In a bid to showcase his mad construction skills, he’s used 8,500 beer bottles to make the entire upper floor of a two-storey building!
The 300-square foot office, located in Chongqing city, consists of 40 layers of bottles that Li and his father laid out over four months.
Pictures show how he cleverly stacked the bottles in rows with the bottoms facing inward sand filling the gaps with stones and cement.
“I wanted to build an artistic and usable office,” said Li, who graduated from the Inner Mongolia University of Science and Technology this year.
“This building is also my calling card for my future business plans. It will allow investors to see my products in real life and see my talent.”
Although Li has interned at various construction companies, he said that he was drawn towards doing something more creative.
“There is no creativity and it’s a waste of life to be there,” Li said.
“No matter if I succeed or not, I want to give my dream a try.”
Li plans to sell clients real-life ideas like this beer-bottle office, instead of drawing up plans and designs on pieces of paper.
“It will allow investors to see my products in real life and see my talent,” the young architecture graduate added.

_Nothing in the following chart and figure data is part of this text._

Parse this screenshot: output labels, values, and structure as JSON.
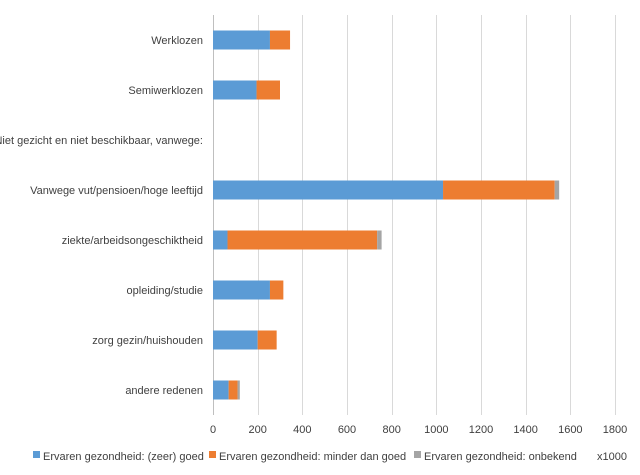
{
  "chart_data": {
    "type": "bar",
    "orientation": "horizontal",
    "stacked": true,
    "categories": [
      "Werklozen",
      "Semiwerklozen",
      "Niet gezicht en niet beschikbaar, vanwege:",
      "Vanwege vut/pensioen/hoge leeftijd",
      "ziekte/arbeidsongeschiktheid",
      "opleiding/studie",
      "zorg gezin/huishouden",
      "andere redenen"
    ],
    "series": [
      {
        "name": "Ervaren gezondheid: (zeer) goed",
        "color": "#5b9bd5",
        "values": [
          255,
          195,
          0,
          1030,
          65,
          255,
          200,
          70
        ]
      },
      {
        "name": "Ervaren gezondheid: minder dan goed",
        "color": "#ed7d31",
        "values": [
          90,
          105,
          0,
          500,
          670,
          60,
          85,
          40
        ]
      },
      {
        "name": "Ervaren gezondheid: onbekend",
        "color": "#a5a5a5",
        "values": [
          0,
          0,
          0,
          20,
          20,
          0,
          0,
          10
        ]
      }
    ],
    "xlim": [
      0,
      1800
    ],
    "xticks": [
      0,
      200,
      400,
      600,
      800,
      1000,
      1200,
      1400,
      1600,
      1800
    ],
    "unit_note": "x1000",
    "grid": true,
    "legend_position": "bottom"
  }
}
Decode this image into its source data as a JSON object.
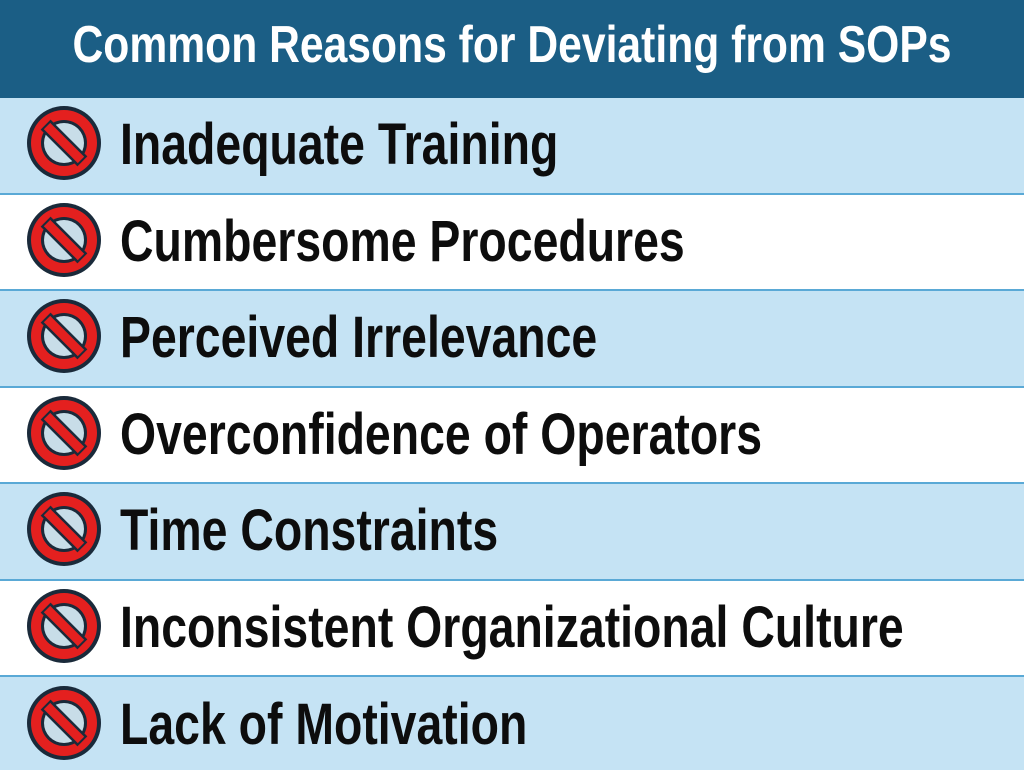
{
  "header": {
    "title": "Common Reasons for Deviating from SOPs"
  },
  "icon_name": "prohibited-icon",
  "colors": {
    "header_bg": "#1b5e85",
    "row_light_blue": "#c5e3f4",
    "row_white": "#ffffff",
    "divider": "#5aa9d6",
    "icon_red": "#e4201f",
    "icon_outline": "#1a2a3a",
    "icon_inner": "#c8dde8"
  },
  "items": [
    {
      "label": "Inadequate Training"
    },
    {
      "label": "Cumbersome Procedures"
    },
    {
      "label": "Perceived Irrelevance"
    },
    {
      "label": "Overconfidence of Operators"
    },
    {
      "label": "Time Constraints"
    },
    {
      "label": "Inconsistent Organizational Culture"
    },
    {
      "label": "Lack of Motivation"
    }
  ]
}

Li’s father is quite supportive of his outside-the-box venture.
“He has been very independent from a young age.
We could see that he has a strong determination to create his own business,” he said.
“When he proposed to build the glass house, although we are a family of limited means I immediately told him he would have my complete support.”
The project cost Li and his family 70,000 yuan (about $11,000) to complete.
Meanwhile, Li’s neighbors are totally in awe of his stunning creation.
“At night it looks even better. The lights are on and the building glows. Some of the green light shines over to the nearby road,” Li Yan, a neighbor, said.
However, a local architect did question the strength of the structure.
“The second floor has no load bearing walls and the bottles have a limit to the load they can bear,” said Tang Ji, who runs a design company in Chongqing.
“If these factors are not taken into account there is a risk of collapse.”
But if this Russian house built entirely of champagne bottles is any proof, Li’s office might just stand for decades!